In the first chapter, the definitions, frequency, causes and consequences of clinical
hypoglycaemia are discussed. Previous research on the cognitive effects of acute
hypoglycaemia is reviewed in the second chapter. Four studies of the effects of blood
glucose manipulation on cognitive function are then described.
In Study 1, the effect of acute hypoglycaemia on memory consolidation was studied in
non-diabetic subjects. Functional brain imaging was used to identify regions with
altered metabolism following hypoglycaemia. No effect of hypoglycaemia was seen on
memory or brain imaging results, suggesting that acute hypoglycaemia does not affect
previously-formed memories, though other possibilities are discussed.

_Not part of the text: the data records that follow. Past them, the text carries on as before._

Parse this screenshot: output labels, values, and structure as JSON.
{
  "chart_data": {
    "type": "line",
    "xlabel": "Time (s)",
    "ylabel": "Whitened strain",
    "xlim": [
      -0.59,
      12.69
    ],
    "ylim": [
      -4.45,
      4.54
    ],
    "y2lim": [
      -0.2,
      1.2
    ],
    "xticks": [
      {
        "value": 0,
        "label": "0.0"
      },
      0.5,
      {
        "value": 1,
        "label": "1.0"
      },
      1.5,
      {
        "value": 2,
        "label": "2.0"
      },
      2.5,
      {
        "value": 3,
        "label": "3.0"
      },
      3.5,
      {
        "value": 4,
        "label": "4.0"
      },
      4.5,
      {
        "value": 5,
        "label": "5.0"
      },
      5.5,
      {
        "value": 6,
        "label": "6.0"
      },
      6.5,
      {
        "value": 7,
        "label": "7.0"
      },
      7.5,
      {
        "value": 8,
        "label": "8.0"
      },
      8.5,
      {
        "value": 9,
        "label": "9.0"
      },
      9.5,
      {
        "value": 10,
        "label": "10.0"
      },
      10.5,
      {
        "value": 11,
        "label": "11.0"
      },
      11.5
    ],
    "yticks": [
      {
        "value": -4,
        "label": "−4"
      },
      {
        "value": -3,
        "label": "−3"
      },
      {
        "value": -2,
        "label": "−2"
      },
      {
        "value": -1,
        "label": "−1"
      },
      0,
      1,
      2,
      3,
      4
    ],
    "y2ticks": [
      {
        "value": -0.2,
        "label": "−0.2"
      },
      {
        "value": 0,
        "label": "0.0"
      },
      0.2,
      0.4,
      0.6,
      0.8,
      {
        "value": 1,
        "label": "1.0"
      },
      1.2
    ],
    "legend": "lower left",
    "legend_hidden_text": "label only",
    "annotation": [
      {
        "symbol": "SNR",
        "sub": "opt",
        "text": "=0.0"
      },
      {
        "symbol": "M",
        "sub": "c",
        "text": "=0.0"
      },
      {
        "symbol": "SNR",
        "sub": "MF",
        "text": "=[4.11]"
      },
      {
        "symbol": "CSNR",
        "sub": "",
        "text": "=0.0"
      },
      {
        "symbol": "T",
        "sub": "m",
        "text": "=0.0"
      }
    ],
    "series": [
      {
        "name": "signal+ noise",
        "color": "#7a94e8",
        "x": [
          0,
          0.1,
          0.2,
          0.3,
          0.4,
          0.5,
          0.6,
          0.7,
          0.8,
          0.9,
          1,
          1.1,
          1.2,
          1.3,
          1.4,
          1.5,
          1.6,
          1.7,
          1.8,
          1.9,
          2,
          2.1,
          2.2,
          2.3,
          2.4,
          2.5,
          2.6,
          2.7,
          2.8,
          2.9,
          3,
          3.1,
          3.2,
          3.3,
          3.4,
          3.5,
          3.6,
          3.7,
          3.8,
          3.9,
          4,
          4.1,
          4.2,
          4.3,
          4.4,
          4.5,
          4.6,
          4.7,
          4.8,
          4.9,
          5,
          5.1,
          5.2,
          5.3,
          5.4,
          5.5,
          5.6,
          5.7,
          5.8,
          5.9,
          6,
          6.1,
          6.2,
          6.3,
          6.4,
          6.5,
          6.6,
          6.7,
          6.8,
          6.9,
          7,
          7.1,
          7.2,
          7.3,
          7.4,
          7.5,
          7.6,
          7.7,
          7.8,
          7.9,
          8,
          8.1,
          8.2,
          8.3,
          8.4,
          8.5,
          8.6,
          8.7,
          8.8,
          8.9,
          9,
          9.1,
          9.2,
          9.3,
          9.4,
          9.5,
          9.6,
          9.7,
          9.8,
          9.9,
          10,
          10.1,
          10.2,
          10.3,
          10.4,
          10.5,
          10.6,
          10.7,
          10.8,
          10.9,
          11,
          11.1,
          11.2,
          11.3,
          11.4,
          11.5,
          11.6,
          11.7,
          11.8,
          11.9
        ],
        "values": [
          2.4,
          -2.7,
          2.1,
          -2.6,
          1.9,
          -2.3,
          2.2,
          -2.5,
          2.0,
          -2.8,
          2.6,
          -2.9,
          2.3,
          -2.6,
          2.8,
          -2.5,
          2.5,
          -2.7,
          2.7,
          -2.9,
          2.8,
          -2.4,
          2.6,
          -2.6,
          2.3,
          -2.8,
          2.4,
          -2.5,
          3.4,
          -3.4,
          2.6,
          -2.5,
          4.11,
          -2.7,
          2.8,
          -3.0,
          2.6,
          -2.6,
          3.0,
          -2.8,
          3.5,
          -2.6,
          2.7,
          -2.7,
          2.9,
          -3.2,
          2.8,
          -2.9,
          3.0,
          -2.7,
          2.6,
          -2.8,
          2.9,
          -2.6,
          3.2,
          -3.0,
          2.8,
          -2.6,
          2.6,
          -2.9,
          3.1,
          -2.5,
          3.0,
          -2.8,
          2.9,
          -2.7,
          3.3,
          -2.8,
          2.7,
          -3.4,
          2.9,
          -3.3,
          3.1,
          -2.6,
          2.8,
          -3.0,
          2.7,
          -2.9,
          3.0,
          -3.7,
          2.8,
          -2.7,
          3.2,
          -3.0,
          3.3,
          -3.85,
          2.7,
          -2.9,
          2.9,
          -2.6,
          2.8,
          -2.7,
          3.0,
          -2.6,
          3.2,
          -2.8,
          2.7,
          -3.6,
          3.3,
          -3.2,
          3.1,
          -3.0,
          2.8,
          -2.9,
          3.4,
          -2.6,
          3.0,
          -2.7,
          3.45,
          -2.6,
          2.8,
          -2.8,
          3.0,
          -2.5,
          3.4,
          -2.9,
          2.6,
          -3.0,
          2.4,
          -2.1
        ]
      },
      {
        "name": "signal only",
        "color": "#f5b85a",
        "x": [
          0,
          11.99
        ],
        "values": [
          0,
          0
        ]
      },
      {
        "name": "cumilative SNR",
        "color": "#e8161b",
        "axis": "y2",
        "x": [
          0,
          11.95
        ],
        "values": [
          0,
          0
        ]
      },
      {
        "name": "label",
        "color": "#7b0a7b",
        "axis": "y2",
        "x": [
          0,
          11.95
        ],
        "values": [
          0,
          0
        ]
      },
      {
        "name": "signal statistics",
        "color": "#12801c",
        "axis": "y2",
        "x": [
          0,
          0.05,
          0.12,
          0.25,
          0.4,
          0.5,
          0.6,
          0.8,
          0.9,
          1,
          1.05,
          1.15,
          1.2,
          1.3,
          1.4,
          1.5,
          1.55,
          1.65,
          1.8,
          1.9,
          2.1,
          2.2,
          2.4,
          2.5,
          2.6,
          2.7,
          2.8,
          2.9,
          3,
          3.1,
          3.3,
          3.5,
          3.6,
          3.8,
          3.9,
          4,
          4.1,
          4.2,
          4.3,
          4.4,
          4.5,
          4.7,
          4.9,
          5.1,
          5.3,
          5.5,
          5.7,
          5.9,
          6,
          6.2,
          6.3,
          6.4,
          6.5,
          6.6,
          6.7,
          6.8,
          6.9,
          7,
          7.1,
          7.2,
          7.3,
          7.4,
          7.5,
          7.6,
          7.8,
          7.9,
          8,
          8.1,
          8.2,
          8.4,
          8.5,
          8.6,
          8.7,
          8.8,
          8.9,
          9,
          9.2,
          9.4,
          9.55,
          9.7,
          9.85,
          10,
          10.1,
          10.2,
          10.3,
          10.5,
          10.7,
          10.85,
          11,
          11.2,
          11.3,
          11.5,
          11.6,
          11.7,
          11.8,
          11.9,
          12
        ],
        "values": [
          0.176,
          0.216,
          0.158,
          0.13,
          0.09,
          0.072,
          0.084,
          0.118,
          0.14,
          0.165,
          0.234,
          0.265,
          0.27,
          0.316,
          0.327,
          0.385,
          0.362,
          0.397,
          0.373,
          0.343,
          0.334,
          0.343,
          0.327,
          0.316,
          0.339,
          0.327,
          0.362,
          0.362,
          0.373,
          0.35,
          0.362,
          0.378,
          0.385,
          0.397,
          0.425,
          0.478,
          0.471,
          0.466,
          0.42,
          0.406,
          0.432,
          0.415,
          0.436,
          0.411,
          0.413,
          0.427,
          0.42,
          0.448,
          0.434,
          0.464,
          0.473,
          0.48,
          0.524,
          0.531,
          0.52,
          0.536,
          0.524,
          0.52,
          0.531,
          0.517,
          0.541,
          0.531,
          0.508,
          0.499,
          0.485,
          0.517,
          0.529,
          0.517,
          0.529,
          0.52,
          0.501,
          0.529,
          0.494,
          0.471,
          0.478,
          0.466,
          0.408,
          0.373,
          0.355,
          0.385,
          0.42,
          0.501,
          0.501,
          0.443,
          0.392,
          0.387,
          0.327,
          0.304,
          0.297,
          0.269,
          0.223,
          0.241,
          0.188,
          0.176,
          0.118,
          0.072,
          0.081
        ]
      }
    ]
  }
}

In study 2, the effects of acute hypoglycaemia on learning and recall were studied, and a
novel test of prospective memory, mimicking memory in real life, was developed.
Subjects had type 1 diabetes and either normal or impaired awareness of hypoglycaemia.
Both learning and recall were impaired during hypoglycaemia. Prospective memory was
impaired to a similar degree, reinforcing the ecological validity of laboratory cognitive
function testing. No statistically significant differences between normal- and impaired-awareness subjects were seen, but this may have been due to lack of statistical power.
A previous study had unexpectedly reported that high-level cognitive functions were
unaffected by hypoglycaemia. Study 3 re-addressed this issue using a more difficult
cognitive test to exclude the possibility of a ceding effect, and impairment by
hypoglycaemia was confirmed. A separate task, intended to indicate which of speed and
accuracy of cognitive processing is primarily affected, yielded no significant results.
In study 4, the symptoms of hyperglycaemia reported by 400 people with insulin-treated
diabetes were examined using factor analysis. Four categories were identified, and
labelled as 'osmotic', 'neurological', 'mental agitation' and 'malaise'. Substantial overlap
with hypoglycaemia symptoms was noted. The mean blood glucose level for symptom
onset was 15 mmol/1, with a tendency for less intense symptoms and a higher symptom
threshold in older people and those with impaired hypoglycaemia awareness.